The model grid was divided into uniformly spaced cells 5,000 ft on each side (fig. 14). The strongly implicit procedure (SIP) was used to solve the flow equation for test simulation 2. The head-closure criterion was 0.0002. The option to add overland runoff to stream segments was specified in the UZF1 Package; however, no ground-water seepage to land surface was simulated in the test. The number of stress periods in the Discretization file was 12. Each stress period was 2.628 ×106 seconds or 30.42 days. The first stress period was steady state and had one time step. This allowed for the calculation of initial water contents for the unsaturated zone on the basis of the steady-state infiltration rate. The remaining 11 stress periods were transient and were divided into 15 time steps that increased sequentially by a factor of 1.1.

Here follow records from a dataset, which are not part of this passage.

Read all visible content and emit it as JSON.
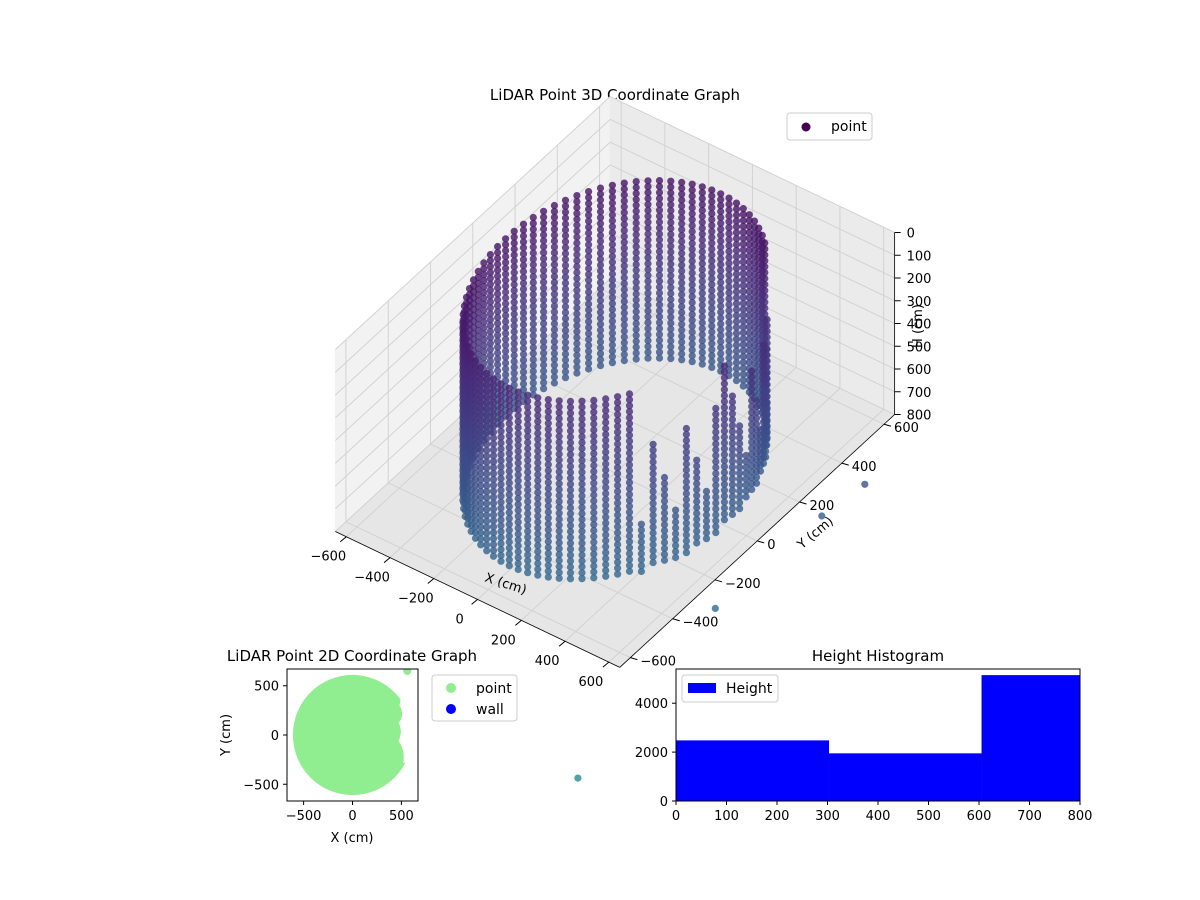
{
  "chart_data": [
    {
      "type": "scatter3d",
      "title": "LiDAR Point 3D Coordinate Graph",
      "xlabel": "X (cm)",
      "ylabel": "Y (cm)",
      "zlabel": "H (cm)",
      "xlim": [
        -650,
        650
      ],
      "ylim": [
        -650,
        650
      ],
      "zlim": [
        800,
        0
      ],
      "xticks": [
        -600,
        -400,
        -200,
        0,
        200,
        400,
        600
      ],
      "yticks": [
        -600,
        -400,
        -200,
        0,
        200,
        400,
        600
      ],
      "zticks": [
        0,
        100,
        200,
        300,
        400,
        500,
        600,
        700,
        800
      ],
      "colormap": "viridis",
      "legend": {
        "position": "top-right",
        "entries": [
          {
            "label": "point",
            "color": "#440154"
          }
        ]
      },
      "grid": true,
      "series": [
        {
          "name": "point",
          "shape": "cylindrical wall of points",
          "radius": 500,
          "height_range": [
            0,
            800
          ],
          "opening_angle_range_deg": [
            -40,
            50
          ],
          "outliers": [
            {
              "x": 900,
              "y": 250,
              "h": 650
            },
            {
              "x": 800,
              "y": 150,
              "h": 750
            },
            {
              "x": 700,
              "y": -250,
              "h": 860
            },
            {
              "x": 700,
              "y": -900,
              "h": 1050
            }
          ]
        }
      ]
    },
    {
      "type": "scatter",
      "title": "LiDAR Point 2D Coordinate Graph",
      "xlabel": "X (cm)",
      "ylabel": "Y (cm)",
      "xlim": [
        -670,
        670
      ],
      "ylim": [
        -670,
        670
      ],
      "xticks": [
        -500,
        0,
        500
      ],
      "yticks": [
        -500,
        0,
        500
      ],
      "legend": {
        "position": "outside-right",
        "entries": [
          {
            "label": "point",
            "color": "#90ee90"
          },
          {
            "label": "wall",
            "color": "#0000ff"
          }
        ]
      },
      "series": [
        {
          "name": "point",
          "color": "#90ee90",
          "shape": "filled disk",
          "radius": 610
        },
        {
          "name": "wall",
          "color": "#0000ff",
          "values": []
        }
      ]
    },
    {
      "type": "bar",
      "title": "Height Histogram",
      "xlim": [
        0,
        800
      ],
      "ylim": [
        0,
        5400
      ],
      "xticks": [
        0,
        100,
        200,
        300,
        400,
        500,
        600,
        700,
        800
      ],
      "yticks": [
        0,
        2000,
        4000
      ],
      "legend": {
        "position": "top-left",
        "entries": [
          {
            "label": "Height",
            "color": "#0000ff"
          }
        ]
      },
      "bins": [
        {
          "start": 0,
          "end": 303,
          "count": 2480
        },
        {
          "start": 303,
          "end": 605,
          "count": 1950
        },
        {
          "start": 605,
          "end": 800,
          "count": 5150
        }
      ],
      "series": [
        {
          "name": "Height",
          "color": "#0000ff"
        }
      ]
    }
  ]
}
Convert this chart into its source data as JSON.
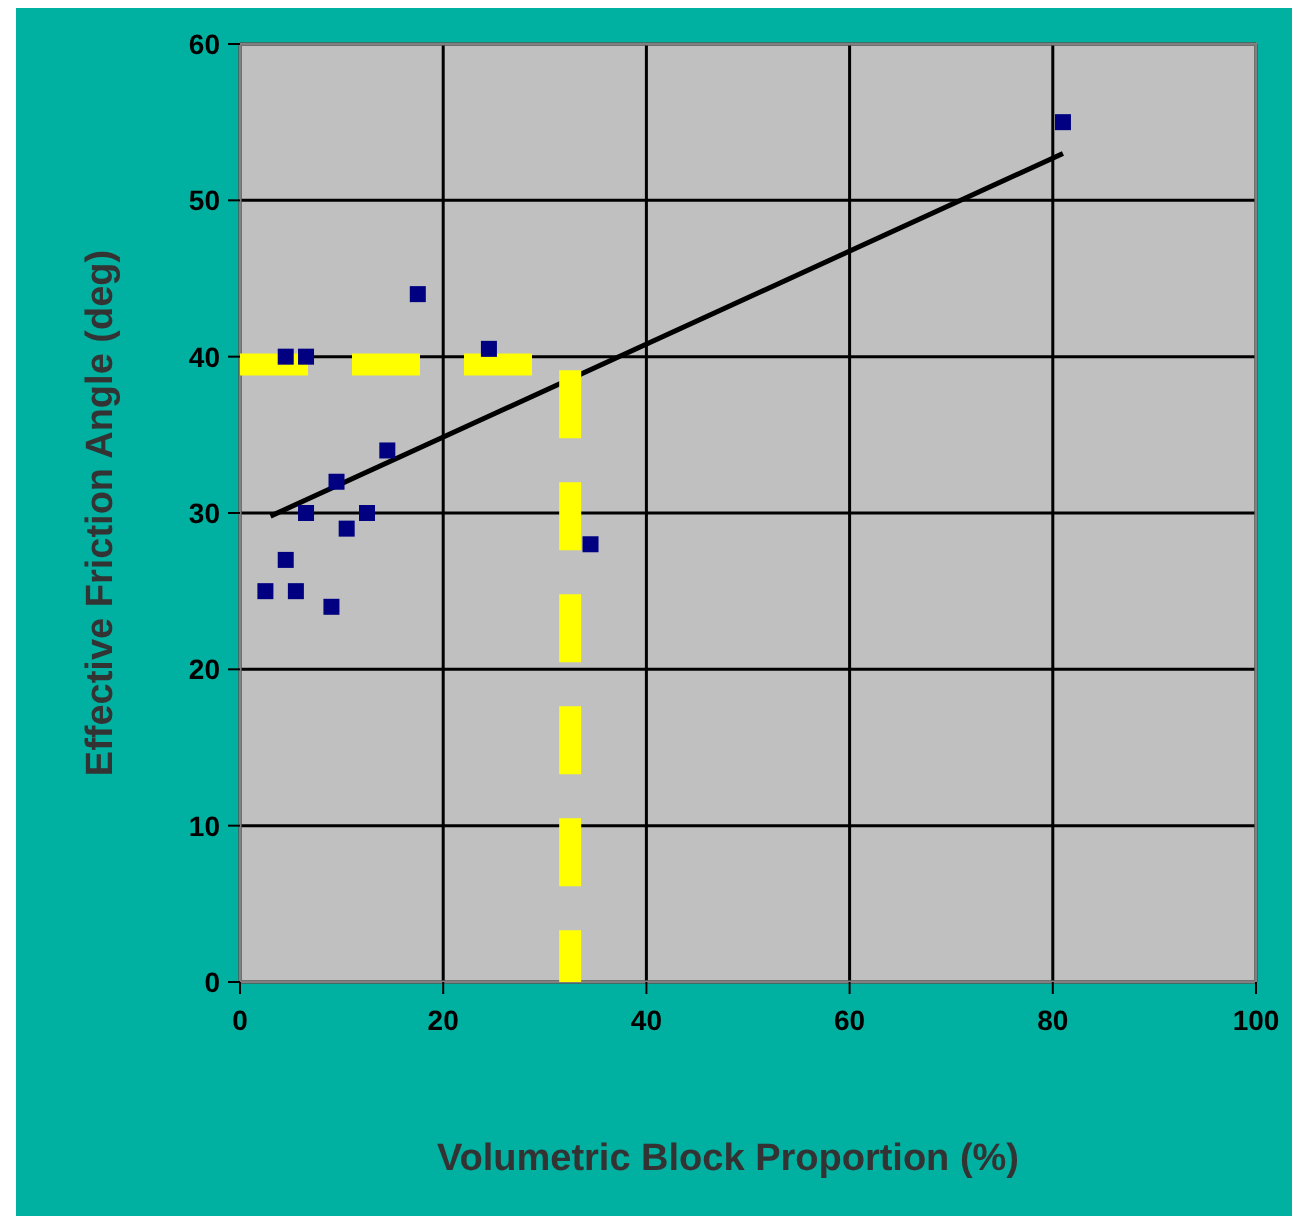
{
  "chart_data": {
    "type": "scatter",
    "xlabel": "Volumetric Block Proportion (%)",
    "ylabel": "Effective Friction Angle (deg)",
    "xlim": [
      0,
      100
    ],
    "xticks": [
      0,
      20,
      40,
      60,
      80,
      100
    ],
    "ylim": [
      0,
      60
    ],
    "yticks": [
      0,
      10,
      20,
      30,
      40,
      50,
      60
    ],
    "grid": true,
    "marker": "square",
    "series": [
      {
        "color": "#000080",
        "x": [
          17.5,
          4.5,
          6.5,
          24.5,
          14.5,
          9.5,
          6.5,
          12.5,
          10.5,
          4.5,
          2.5,
          5.5,
          9,
          34.5,
          81
        ],
        "values": [
          44,
          40,
          40,
          40.5,
          34,
          32,
          30,
          30,
          29,
          27,
          25,
          25,
          24,
          28,
          55
        ]
      },
      {
        "type": "line",
        "color": "#000000",
        "marker": "none",
        "line_style": "solid",
        "x": [
          3,
          81
        ],
        "values": [
          29.8,
          53
        ]
      },
      {
        "type": "line",
        "color": "#ffff00",
        "marker": "none",
        "line_style": "dashed",
        "x": [
          0,
          32.5,
          32.5
        ],
        "values": [
          39.5,
          39.5,
          0
        ]
      }
    ]
  }
}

Water budgets at the end of selected stress periods for ground water and the unsaturated zone are summarized in tables 7 and 8, respectively. The results indicate that changes in flow and storage in the unsaturated zone affect ground-water recharge and, when combined with stream interaction, ground-water ET, and ground-water pumping, the effect of the unsaturated zone can be important to the overall assessment of ground-water flow. The absolute mass-balance errors were less than 0.05 percent for both the unsaturated-zone and ground-water budgets, and the cumulative mass-balance error was 0 percent for the unsaturated-zone budget and -0.01 percent for the ground-water budget.